OKLAHOMA CITY, OKLAHOMA -- The idea may celebrate the birth of Christ, but with a Christmas tree individual families get to tell their own holiday story.
"We like that," says Red Earth Museum and Gallery manager Eric Oesch. "because everybody loves Christmas trees."
Oesch says it's no different with each of Oklahoma's 39 Indian tribes. 15 of them came forward this year with their own very different tribal trees.
"The ornaments were hand-made to depict the specific culture of the tribes represented," he says.
The Osage tree is decorated with buckets that represent the containers of water boys carry to ceremonial dancers.

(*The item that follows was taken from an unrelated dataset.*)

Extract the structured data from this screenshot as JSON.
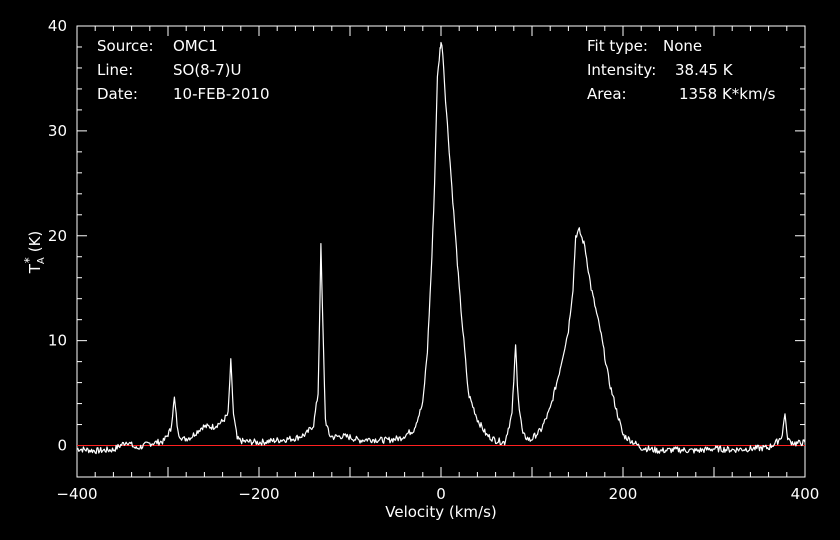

The Seminole Nation, originally from Florida, put a canoe under their tree.
"The guy in the canoe is a GI Joe," laughs Eric. "I love it."
The Muscogee Creek Nation colors are red, yellow and white.
The Kaw Tribe decorated their tree with wind chimes.
"Because they have always been referred to as The Wind People," adds Oesch.
Cherokee, Absentee Shawnee, Cheyenne-Arapaho; a total of 15 tribes came in with decorations that revealed a little bit of each culture.
The variety surprised even the curators.
"It just opens up Oklahoma tribal history and how different they are," he says.
From Chickasaw hand painted gourds to bead work to pictures of past leaders the ornaments are all hand-made or hand-woven, every piece means something.
The first Europeans mistook the notion Delaware wampum as something like an exchange of currency.
The Delaware Tribe of Manhattan Island thought of the idea as more of an exchange of gifts.
The shell of an idea that finds itself on a tribal tree in Oklahoma City and a better way to look at Christmas,not as a sale but as a gift itself.
The Red Earth Museum's Tree Fest continues through January 15, 2017.
Many of the ornaments are offered for sale.
A Tree Fest open house is scheduled for December 3.